By the end of the project, there should be no disputing the fact that we’ve learned many things and we’re probably smarter than when the project started. We’ve experienced issues – probably several that were complete surprises – and we hopefully worked our way around them. We've learned some things simply by performing the project management practices throughout the project and watching the life-cycle processes play out. Now is the time to document those issues and workarounds and to enlist our very capable team members and stakeholders in that process as well. Our goal is to be able to operate more effectively and more efficiently on future projects for this client and for all future clients and to also be able to share our experiences with our PM colleagues so that they may use this information wisely as well. After all, why would anyone want to repeat the same mistakes a former project manager made, or even ones you made in the past, when you can avoid them and have your next project run more smoothly than the last one?
The lessons learned document contains information about all the project life-cycle processes but most important the Executing and Controlling processes. These two processes are when the work of the project is performed and when you'll likely find mistakes that were made in the Planning documents or processes. Anything you discover that could have been clearer or any additional information that would have helped to avoid confusion should be noted here. Process improvements, communication glitches, or any other information that will help you perform the next project better should be noted here.
Ask your team members, stakeholders, and the project sponsor to help you compile the lessons learned document. Ask them what went well on the project and what could have gone better. Don't wait until the end of the project to start making notes, however. Start this document during the Executing phase and begin making notes to yourself as soon as problems occur. Document how the situation could have been handled differently to avoid these same types of problem on future projects. Information you should include in your lessons learned document includes the following:
- How the project management processes were used throughout the project and how successful they were in planning and tracking progress
- How well the project plan and project schedule reflected the actual work of the project
- How well the change management process worked and what might have worked better
- Why corrective actions were taken
- Causes of performance variances and how they could have been avoided
- Outcomes of corrective actions
- Risks response plans that were implemented and whether they adequately addressed the risk events
- Unplanned risk events that occurred
- Mistakes that occurred and how they could have been avoided
Team dynamics, including what could have helped the team perform more efficiently
Don't limit your lessons learned document to only the items on this list. Anything that worked well, or didn't work well, that will help you perform your next project better or smooth out problems before they get out of hand should be documented here. That means positive and negative feedback. This process is particularly useful for failed projects as there are many things you can learn from projects that fail that will help prevent your next project from suffering the same fate.

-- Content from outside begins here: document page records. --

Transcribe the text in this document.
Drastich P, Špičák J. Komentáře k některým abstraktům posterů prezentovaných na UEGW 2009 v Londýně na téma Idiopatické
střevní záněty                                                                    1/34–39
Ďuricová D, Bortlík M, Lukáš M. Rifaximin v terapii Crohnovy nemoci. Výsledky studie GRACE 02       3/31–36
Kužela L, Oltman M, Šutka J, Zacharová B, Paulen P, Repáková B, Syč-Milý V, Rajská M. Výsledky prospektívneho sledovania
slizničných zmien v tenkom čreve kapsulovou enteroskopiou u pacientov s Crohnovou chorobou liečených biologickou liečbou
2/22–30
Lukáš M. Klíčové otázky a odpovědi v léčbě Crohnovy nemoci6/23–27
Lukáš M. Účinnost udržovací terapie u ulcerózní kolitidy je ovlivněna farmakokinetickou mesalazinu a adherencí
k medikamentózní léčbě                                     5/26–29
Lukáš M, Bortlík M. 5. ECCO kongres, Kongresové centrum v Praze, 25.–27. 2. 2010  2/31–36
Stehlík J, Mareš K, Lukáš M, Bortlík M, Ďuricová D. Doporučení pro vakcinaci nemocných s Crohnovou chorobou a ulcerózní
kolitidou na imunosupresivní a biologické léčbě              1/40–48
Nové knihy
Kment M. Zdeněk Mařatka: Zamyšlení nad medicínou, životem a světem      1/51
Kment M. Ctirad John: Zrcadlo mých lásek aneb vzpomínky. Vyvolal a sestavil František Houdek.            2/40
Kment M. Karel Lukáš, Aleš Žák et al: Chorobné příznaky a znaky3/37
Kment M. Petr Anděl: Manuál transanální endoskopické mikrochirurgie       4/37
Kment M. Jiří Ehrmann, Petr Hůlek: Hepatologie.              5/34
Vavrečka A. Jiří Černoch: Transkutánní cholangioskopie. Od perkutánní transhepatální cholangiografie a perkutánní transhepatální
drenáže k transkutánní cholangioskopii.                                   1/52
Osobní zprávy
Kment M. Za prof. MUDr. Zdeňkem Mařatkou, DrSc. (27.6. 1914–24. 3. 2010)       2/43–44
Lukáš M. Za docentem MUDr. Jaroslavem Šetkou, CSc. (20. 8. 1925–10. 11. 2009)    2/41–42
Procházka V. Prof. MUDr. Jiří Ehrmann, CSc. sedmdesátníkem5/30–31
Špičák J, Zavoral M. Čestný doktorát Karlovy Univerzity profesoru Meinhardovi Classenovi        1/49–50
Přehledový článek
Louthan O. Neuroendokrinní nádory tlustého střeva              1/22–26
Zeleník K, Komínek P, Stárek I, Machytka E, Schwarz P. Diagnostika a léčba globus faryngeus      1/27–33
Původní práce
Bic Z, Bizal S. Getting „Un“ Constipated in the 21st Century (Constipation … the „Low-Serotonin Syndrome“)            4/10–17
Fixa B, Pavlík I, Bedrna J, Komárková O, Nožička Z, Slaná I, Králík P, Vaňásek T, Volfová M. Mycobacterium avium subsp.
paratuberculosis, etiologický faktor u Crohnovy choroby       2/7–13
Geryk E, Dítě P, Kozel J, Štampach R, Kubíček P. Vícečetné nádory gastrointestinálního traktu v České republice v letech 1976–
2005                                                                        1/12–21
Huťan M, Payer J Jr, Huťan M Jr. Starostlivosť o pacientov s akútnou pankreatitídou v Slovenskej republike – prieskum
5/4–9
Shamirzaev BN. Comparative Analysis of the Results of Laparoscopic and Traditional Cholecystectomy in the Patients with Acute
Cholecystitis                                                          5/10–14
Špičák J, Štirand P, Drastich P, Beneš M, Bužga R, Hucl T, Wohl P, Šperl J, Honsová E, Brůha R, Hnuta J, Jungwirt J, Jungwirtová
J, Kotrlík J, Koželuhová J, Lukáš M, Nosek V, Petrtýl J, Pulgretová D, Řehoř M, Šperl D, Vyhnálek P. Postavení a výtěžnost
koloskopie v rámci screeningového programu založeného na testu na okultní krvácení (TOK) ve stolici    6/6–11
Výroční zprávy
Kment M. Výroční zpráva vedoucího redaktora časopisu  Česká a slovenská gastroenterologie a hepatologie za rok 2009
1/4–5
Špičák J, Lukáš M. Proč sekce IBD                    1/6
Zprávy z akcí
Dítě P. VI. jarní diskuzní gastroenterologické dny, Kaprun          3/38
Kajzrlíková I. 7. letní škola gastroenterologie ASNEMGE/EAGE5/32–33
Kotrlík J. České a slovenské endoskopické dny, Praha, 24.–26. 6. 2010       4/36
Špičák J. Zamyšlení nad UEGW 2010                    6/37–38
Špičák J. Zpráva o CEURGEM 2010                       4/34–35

Many project managers skip this step because, let's face it, most of us don't like to admit our mistakes and we don't want others knowing that we made them. Encourage your team to be honest and forthcoming about their lessons learned. If you've spent the time throughout the project building their trust and creating an open atmosphere of communication, documenting lessons learned won't be that difficult. Assure your project team members that this is for the benefit of future projects and is not a means to punish or judge their work. Establish some ground rules that say no one may blame someone else for anything that went wrong and that no names will be taken. Documenting lessons learned allows you to bring a wealth of knowledge to future projects, and you'll benefit by learning from past mistakes without having to repeat them.
The lessons learned document should in a shared knowledge database with all the other project information. This is one of the first documents you'll want to review when starting your next project.